Jack Abramoff Charged in Cryptocurrency Fraud

Lobbyist could face 10 years in prison for alleged role in touting digital asset that was purportedly superior to Bitcoin.


Lobbyist Jack Abramoff, who served prison time before, and NAC Foundation CEO Marcus Andrade have been charged by the US Securities and Exchange Commission (SEC) and the Justice Department with conducting a fraudulent, unregistered offering of digital asset security AML BitCoin, which they claimed was superior to the original Bitcoin because of its security features.

The SEC alleges that Nevada-based NAC Foundation raised at least $5.6 million from more than 2,400 retail investors by selling tokens that could later be converted to AML BitCoin. According to the SEC’s complaints, NAC and its CEO claimed AML BitCoin was better than Bitcoin because it purportedly had anti-money laundering, anti-terrorism, and theft-resistant technology built into the coin. According to the SEC, none of the claimed security capabilities existed and the development of AML BitCoin and its blockchain was in the very early stages.

“We allege that these defendants repeatedly misled investors into funding non-existent technology, falsely claiming that the technology would make digital asset transactions more secure,” Kristina Littman, chief of the SEC Enforcement Division’s Cyber Unit, said in a statement. “Investors are entitled to truthful information so they can make fully informed investment decisions.”

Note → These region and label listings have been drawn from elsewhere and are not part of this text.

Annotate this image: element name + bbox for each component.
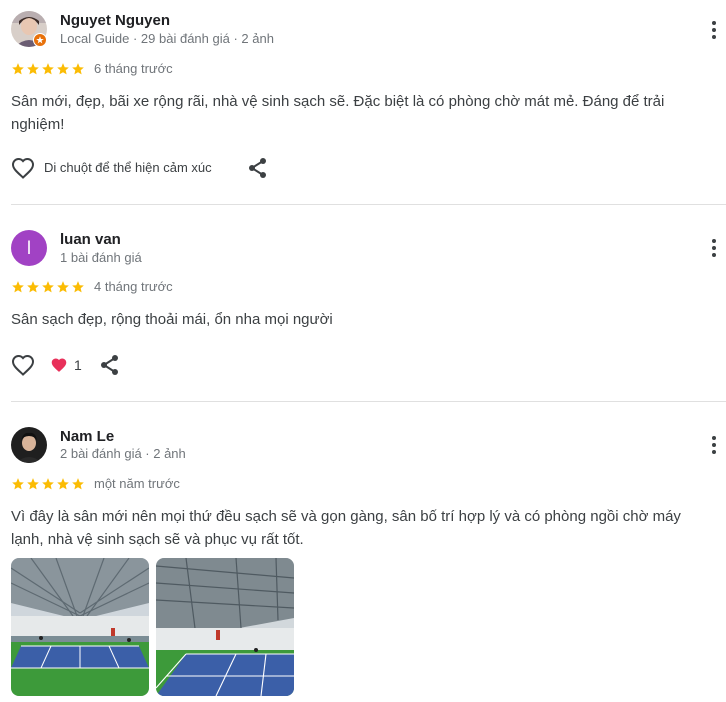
share-icon xyxy=(101,355,118,375)
heart-filled-icon xyxy=(51,358,67,372)
star-icon xyxy=(42,281,54,293)
star-icon xyxy=(57,63,69,75)
review-time: một năm trước xyxy=(94,476,180,491)
share-button[interactable] xyxy=(100,354,120,381)
avatar[interactable] xyxy=(11,427,47,463)
more-vert-icon xyxy=(712,436,716,454)
review-time: 6 tháng trước xyxy=(94,61,173,76)
star-icon xyxy=(12,478,24,490)
avatar[interactable] xyxy=(11,11,47,47)
star-icon xyxy=(42,63,54,75)
review-text: Sân mới, đẹp, bãi xe rộng rãi, nhà vệ si… xyxy=(11,93,665,133)
review-text: Sân sạch đẹp, rộng thoải mái, ổn nha mọi… xyxy=(11,311,333,328)
reaction-hint: Di chuột để thể hiện cảm xúc xyxy=(44,160,212,175)
star-rating xyxy=(11,280,85,294)
reviewer-name[interactable]: Nam Le xyxy=(60,428,114,445)
star-icon xyxy=(27,281,39,293)
like-button[interactable] xyxy=(11,157,35,184)
more-options-button[interactable] xyxy=(706,236,722,260)
avatar-letter: l xyxy=(27,237,31,258)
divider xyxy=(11,204,726,205)
star-icon xyxy=(57,281,69,293)
reaction-summary[interactable] xyxy=(50,357,68,378)
star-icon xyxy=(57,478,69,490)
share-icon xyxy=(249,158,266,178)
review-time: 4 tháng trước xyxy=(94,279,173,294)
star-icon xyxy=(27,63,39,75)
more-vert-icon xyxy=(712,21,716,39)
star-icon xyxy=(72,63,84,75)
star-icon xyxy=(72,478,84,490)
review-photo[interactable] xyxy=(156,558,294,696)
reviewer-meta: 2 bài đánh giá · 2 ảnh xyxy=(60,446,186,461)
star-rating xyxy=(11,62,85,76)
star-rating xyxy=(11,477,85,491)
heart-outline-icon xyxy=(11,354,35,376)
reviewer-name[interactable]: luan van xyxy=(60,231,121,248)
local-guide-badge-icon xyxy=(33,33,47,47)
heart-outline-icon xyxy=(11,157,35,179)
review-text: Vì đây là sân mới nên mọi thứ đều sạch s… xyxy=(11,508,681,548)
share-button[interactable] xyxy=(248,157,268,184)
star-icon xyxy=(42,478,54,490)
reviewer-meta: Local Guide · 29 bài đánh giá · 2 ảnh xyxy=(60,31,274,46)
star-icon xyxy=(12,63,24,75)
review-photo[interactable] xyxy=(11,558,149,696)
reviewer-name[interactable]: Nguyet Nguyen xyxy=(60,12,170,29)
star-icon xyxy=(27,478,39,490)
divider xyxy=(11,401,726,402)
star-icon xyxy=(72,281,84,293)
star-icon xyxy=(12,281,24,293)
avatar[interactable]: l xyxy=(11,230,47,266)
more-options-button[interactable] xyxy=(706,18,722,42)
like-count: 1 xyxy=(74,357,82,373)
reviewer-meta: 1 bài đánh giá xyxy=(60,250,142,265)
more-options-button[interactable] xyxy=(706,433,722,457)
like-button[interactable] xyxy=(11,354,35,381)
more-vert-icon xyxy=(712,239,716,257)
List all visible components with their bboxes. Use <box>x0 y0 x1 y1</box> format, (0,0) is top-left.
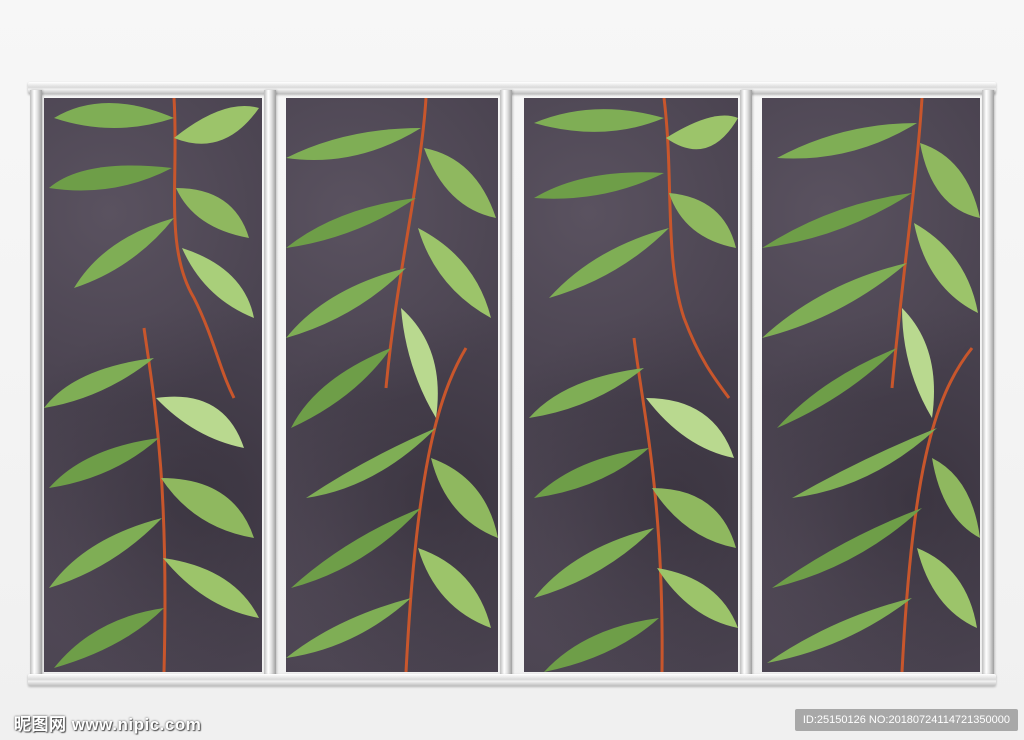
frame-post <box>264 90 276 678</box>
mural-frame <box>28 82 996 688</box>
mural-panel-2 <box>286 98 498 672</box>
leaf-branch-artwork <box>44 98 259 672</box>
leaf-branch-artwork <box>529 98 738 672</box>
leaf-branch-artwork <box>286 98 498 672</box>
frame-post <box>740 90 752 678</box>
site-watermark: 昵图网 www.nipic.com <box>14 715 202 734</box>
frame-post <box>500 90 512 678</box>
image-id-watermark: ID:25150126 NO:20180724114721350000 <box>794 709 1018 731</box>
leaf-branch-artwork <box>762 98 980 672</box>
mural-panel-3 <box>524 98 738 672</box>
mural-panel-1 <box>44 98 262 672</box>
frame-bottom-rail <box>28 674 996 686</box>
mural-panel-4 <box>762 98 980 672</box>
frame-top-rail <box>28 82 996 94</box>
frame-post <box>982 90 994 678</box>
frame-post <box>30 90 42 678</box>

This isn’t Abramoff’s first time on the wrong end of the law. He served almost four years after pleading guilty in 2006 to conspiracy, fraud, and tax evasion connected to a lobbying scandal. In exchange for aiding his clients, he sought to influence officials with Super Bowl tickets, overseas trips, gifts, and campaign contributions.

In the cryptocurrency incident, the SEC charges that NAC and Andrade falsely claimed that multiple government agencies were negotiating to use AML BitCoin, while Abramoff and Andrade falsely claimed that they were on the verge of advertising AML BitCoin during the Super Bowl in an effort to drum up interest in the offering. The TV commercial they said would be aired during the game portrayed AML Bitcoin as impervious to hacking efforts by the North Korean government and its leader, Kim Jong Un.

According to the SEC’s complaint, Abramoff and Andrade hired a production company, filmed the advertisement, issued false press releases, and arranged and paid to have authors report that the advertisement was rejected by the NFL and NBC for being “too political.” However, in reality, NAC didn’t have the money to pay for the ad, the SEC said.

“In fact, NAC never intended, and had nowhere near enough capital, to run an advertisement during the Super Bowl,” said the SEC’s complaint. “Communications between Andrade and Abramoff confirm that they knew it was false to claim the Super Bowl advertisement had been rejected, and that they intended to create press attention around a fake rejection and conspired to conceal this plan from others.”

Abramoff also allegedly arranged and helped write articles, which were purported to be written by independent authors, rather than disclosing that they were paid promotions of NAC. Some of the articles included false and misleading statements about NAC’s business, the SEC said.

The SEC has charged Abramoff, Andrade, and NAC with violating the antifraud and securities registration provisions of the federal securities laws, and also charged Abramoff with broker/dealer registration violations. The SEC seeks permanent injunctions, disgorgement, and civil penalties, in addition to injunctions prohibiting NAC and Andrade from participating in future securities offerings, and barring Andrade from serving as a public company officer or director.

Abramoff has agreed to a settlement imposing permanent and conduct-based injunctions, officer-and-director, industry, and penny stock bars, disgorgement of the $50,000 in commissions he received, plus prejudgment interest of $5,501.

Meanwhile, the US Attorney’s Office for the Northern District of California has launched parallel criminal actions against Andrade and Abramoff, charging Abramoff with conspiracy to commit wire fraud and lobbying disclosure violations, while charging Andrade with wire fraud.

If convicted, Abramoff faces a maximum sentence of 10 years in prison, and a fine of $500,000 for the charges against him, while Andrade faces a maximum sentence of 40 years, and a fine of $750,000, plus restitution if appropriate, for his alleged violations.